What is a 'Macro Environment'
A macro environment is the condition that exists in the economy as a whole, rather than in a particular sector or region. In general, the macro environment includes trends in gross domestic product (GDP), inflation, employment, spending, and monetary and fiscal policy. The macro environment is closely linked to the general business cycle as opposed to the performance of an individual business sector.
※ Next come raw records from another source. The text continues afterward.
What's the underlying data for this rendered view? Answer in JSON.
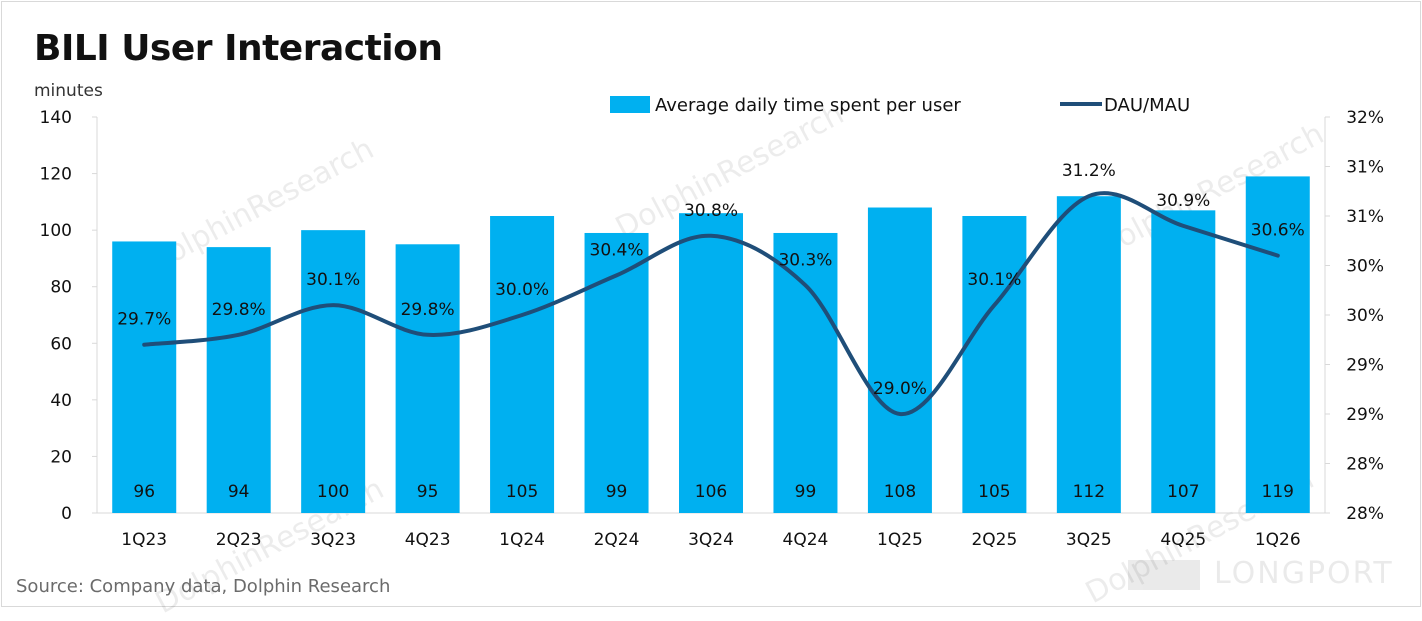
{
  "title": "BILI User Interaction",
  "source": "Source: Company data, Dolphin Research",
  "watermarks": {
    "dolphin": "DolphinResearch",
    "longport": "LONGPORT"
  },
  "colors": {
    "bar": "#00b0f0",
    "line": "#1f4e79",
    "axis": "#d9d9d9",
    "text": "#111111"
  },
  "chart_data": {
    "type": "bar",
    "categories": [
      "1Q23",
      "2Q23",
      "3Q23",
      "4Q23",
      "1Q24",
      "2Q24",
      "3Q24",
      "4Q24",
      "1Q25",
      "2Q25",
      "3Q25",
      "4Q25",
      "1Q26"
    ],
    "series": [
      {
        "name": "Average daily time spent per user",
        "type": "bar",
        "axis": "left",
        "values": [
          96,
          94,
          100,
          95,
          105,
          99,
          106,
          99,
          108,
          105,
          112,
          107,
          119
        ],
        "labels": [
          "96",
          "94",
          "100",
          "95",
          "105",
          "99",
          "106",
          "99",
          "108",
          "105",
          "112",
          "107",
          "119"
        ]
      },
      {
        "name": "DAU/MAU",
        "type": "line",
        "axis": "right",
        "values": [
          29.7,
          29.8,
          30.1,
          29.8,
          30.0,
          30.4,
          30.8,
          30.3,
          29.0,
          30.1,
          31.2,
          30.9,
          30.6
        ],
        "labels": [
          "29.7%",
          "29.8%",
          "30.1%",
          "29.8%",
          "30.0%",
          "30.4%",
          "30.8%",
          "30.3%",
          "29.0%",
          "30.1%",
          "31.2%",
          "30.9%",
          "30.6%"
        ]
      }
    ],
    "ylabel": "minutes",
    "ylim": [
      0,
      140
    ],
    "yticks": [
      "0",
      "20",
      "40",
      "60",
      "80",
      "100",
      "120",
      "140"
    ],
    "y2lim": [
      28.0,
      32.0
    ],
    "y2ticks": [
      "28%",
      "28%",
      "29%",
      "29%",
      "30%",
      "30%",
      "31%",
      "31%",
      "32%"
    ],
    "legend": "top",
    "grid": false
  }
}
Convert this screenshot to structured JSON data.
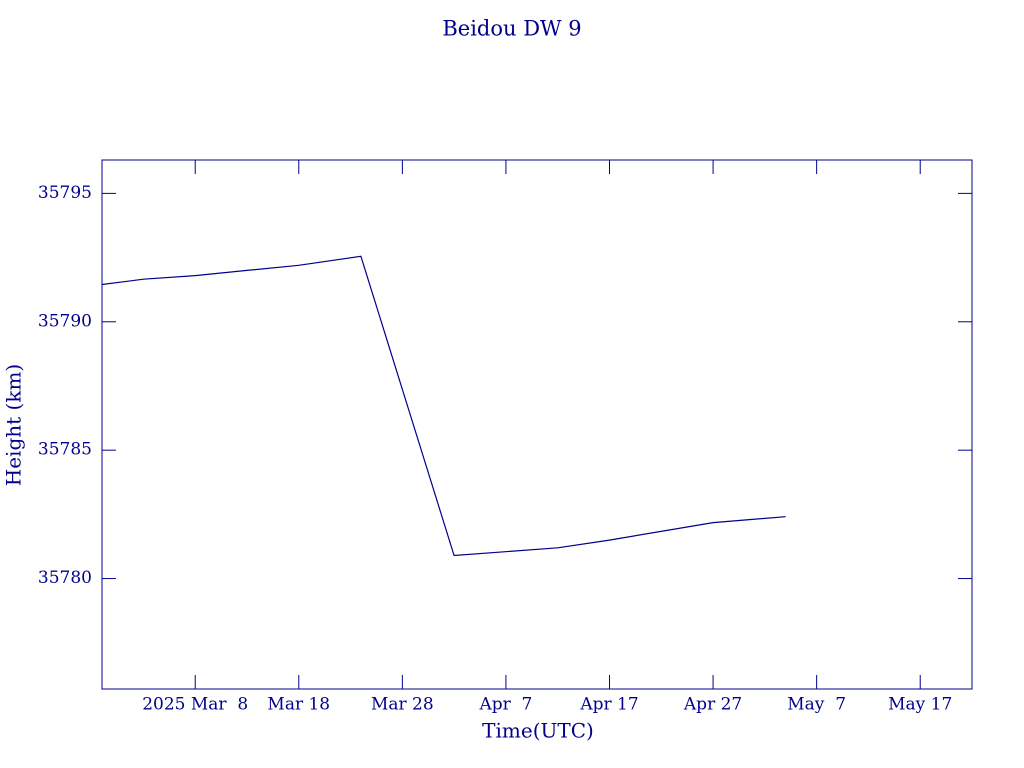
{
  "chart_data": {
    "type": "line",
    "title": "Beidou DW 9",
    "xlabel": "Time(UTC)",
    "ylabel": "Height (km)",
    "color": "#00008b",
    "x": [
      "2025-02-27",
      "2025-03-03",
      "2025-03-08",
      "2025-03-13",
      "2025-03-18",
      "2025-03-24",
      "2025-04-02",
      "2025-04-12",
      "2025-04-17",
      "2025-04-27",
      "2025-05-04"
    ],
    "values": [
      35791.45,
      35791.66,
      35791.8,
      35792.0,
      35792.2,
      35792.55,
      35780.9,
      35781.2,
      35781.5,
      35782.18,
      35782.41
    ],
    "xlim": [
      "2025-02-27",
      "2025-05-22"
    ],
    "xticks": [
      {
        "value": "2025-03-08",
        "label": "2025 Mar  8"
      },
      {
        "value": "2025-03-18",
        "label": "Mar 18"
      },
      {
        "value": "2025-03-28",
        "label": "Mar 28"
      },
      {
        "value": "2025-04-07",
        "label": "Apr  7"
      },
      {
        "value": "2025-04-17",
        "label": "Apr 17"
      },
      {
        "value": "2025-04-27",
        "label": "Apr 27"
      },
      {
        "value": "2025-05-07",
        "label": "May  7"
      },
      {
        "value": "2025-05-17",
        "label": "May 17"
      }
    ],
    "ylim": [
      35775.7,
      35796.3
    ],
    "yticks": [
      35780,
      35785,
      35790,
      35795
    ]
  }
}
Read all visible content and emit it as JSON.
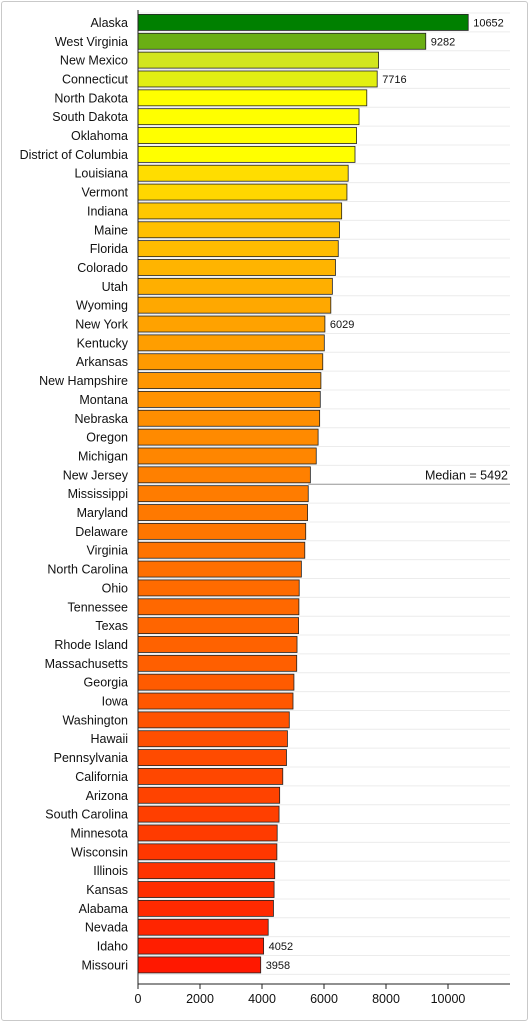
{
  "chart_data": {
    "type": "bar",
    "orientation": "horizontal",
    "categories": [
      "Alaska",
      "West Virginia",
      "New Mexico",
      "Connecticut",
      "North Dakota",
      "South Dakota",
      "Oklahoma",
      "District of Columbia",
      "Louisiana",
      "Vermont",
      "Indiana",
      "Maine",
      "Florida",
      "Colorado",
      "Utah",
      "Wyoming",
      "New York",
      "Kentucky",
      "Arkansas",
      "New Hampshire",
      "Montana",
      "Nebraska",
      "Oregon",
      "Michigan",
      "New Jersey",
      "Mississippi",
      "Maryland",
      "Delaware",
      "Virginia",
      "North Carolina",
      "Ohio",
      "Tennessee",
      "Texas",
      "Rhode Island",
      "Massachusetts",
      "Georgia",
      "Iowa",
      "Washington",
      "Hawaii",
      "Pennsylvania",
      "California",
      "Arizona",
      "South Carolina",
      "Minnesota",
      "Wisconsin",
      "Illinois",
      "Kansas",
      "Alabama",
      "Nevada",
      "Idaho",
      "Missouri"
    ],
    "values": [
      10652,
      9282,
      7760,
      7716,
      7380,
      7130,
      7050,
      7000,
      6780,
      6740,
      6570,
      6500,
      6460,
      6370,
      6270,
      6220,
      6029,
      6010,
      5960,
      5900,
      5880,
      5860,
      5810,
      5750,
      5560,
      5492,
      5470,
      5410,
      5380,
      5270,
      5200,
      5190,
      5180,
      5130,
      5120,
      5030,
      5000,
      4880,
      4820,
      4790,
      4670,
      4570,
      4550,
      4490,
      4480,
      4410,
      4390,
      4370,
      4200,
      4052,
      3958
    ],
    "data_labels": {
      "Alaska": "10652",
      "West Virginia": "9282",
      "Connecticut": "7716",
      "New York": "6029",
      "Idaho": "4052",
      "Missouri": "3958"
    },
    "colors": [
      "#008000",
      "#6aaf14",
      "#d2e61e",
      "#e2ef12",
      "#ffff00",
      "#ffff00",
      "#ffff00",
      "#ffff00",
      "#ffdd00",
      "#ffd700",
      "#ffc800",
      "#ffc000",
      "#ffbc00",
      "#ffb400",
      "#ffaf00",
      "#ffa800",
      "#ffa200",
      "#ff9e00",
      "#ff9a00",
      "#ff9600",
      "#ff9200",
      "#ff8e00",
      "#ff8a00",
      "#ff8600",
      "#ff8000",
      "#ff7c00",
      "#ff7900",
      "#ff7600",
      "#ff7300",
      "#ff6f00",
      "#ff6b00",
      "#ff6800",
      "#ff6500",
      "#ff6200",
      "#ff5f00",
      "#ff5b00",
      "#ff5700",
      "#ff5300",
      "#ff4f00",
      "#ff4b00",
      "#ff4700",
      "#ff4300",
      "#ff3f00",
      "#ff3b00",
      "#ff3700",
      "#ff3300",
      "#ff2e00",
      "#ff2a00",
      "#ff2500",
      "#ff1e00",
      "#ff1800"
    ],
    "xticks": [
      "0",
      "2000",
      "4000",
      "6000",
      "8000",
      "10000"
    ],
    "xlim": [
      0,
      12000
    ],
    "median_value": 5492,
    "median_label": "Median = 5492",
    "grid": "horizontal lines, light gray",
    "legend": "none",
    "title": "",
    "xlabel": "",
    "ylabel": ""
  }
}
BREAKING DOWN 'Macro Environment'The macro environment in which a company or sector operates influences its performance, and the amount of the influence depends on how much of the company's business is dependent on the health of the overall economy. Cyclical industries, for example, are heavily influenced by the macro environment, while consumer staples are less influenced. The macro environment can also greatly affect consumers directly, affecting their ability and willingness to spend. Consumers’ reactions to the broad macro environment are closely monitored by businesses and economists as a gauge for an economy’s health. Effects from some of the market’s key factors influencing the macro environment include the following:
Gross Domestic Product
GDP is a measure of a country’s output and production of goods and services. The Bureau of Economic Analysis releases a quarterly report on GDP growth that provides a broad overview of the output of goods and services across all sectors. GDP is often the lead influencing factor of corporate profits for the economy, which is another measure of an economy’s comprehensive productivity.
Inflation is a key factor watched by economists, investors and consumers. It affects the spending strength of the U.S. dollar and is a factor closely regulated through monetary policy by the Federal Reserve. The target rate for annual inflation from the Federal Reserve is 2%. Inflation higher than 2% significantly affects the purchasing power of the dollar, making each unit less valuable as inflation rises.
Employment levels in the United States are measured by the Bureau of Labor Statistics, which releases a monthly report on increases in business payrolls and the status of the unemployment rate. As of June 3, 2016, the U.S. unemployment rate is 4.7%. The Federal Reserve also seeks to regulate employment levels through monetary policy stimulus and credit measures that can ease borrowing rates for businesses to help improve capital spending and business growth, also resulting in employment growth.
The Federal Reserve’s monetary policy initiatives are a key factor influencing the macro environment in the United States. Monetary policy measures are typically centered around access to credit and federal interest rate limits, one of the main levers of the Federal Reserve’s monetary policy tools. The Federal Reserve sets a federal funds rate for which federal banks borrow from each other, and this rate is used as a base rate for all credit rates in the broader market. The tightening of monetary policy indicates rates are rising, making credit borrowing less appealing.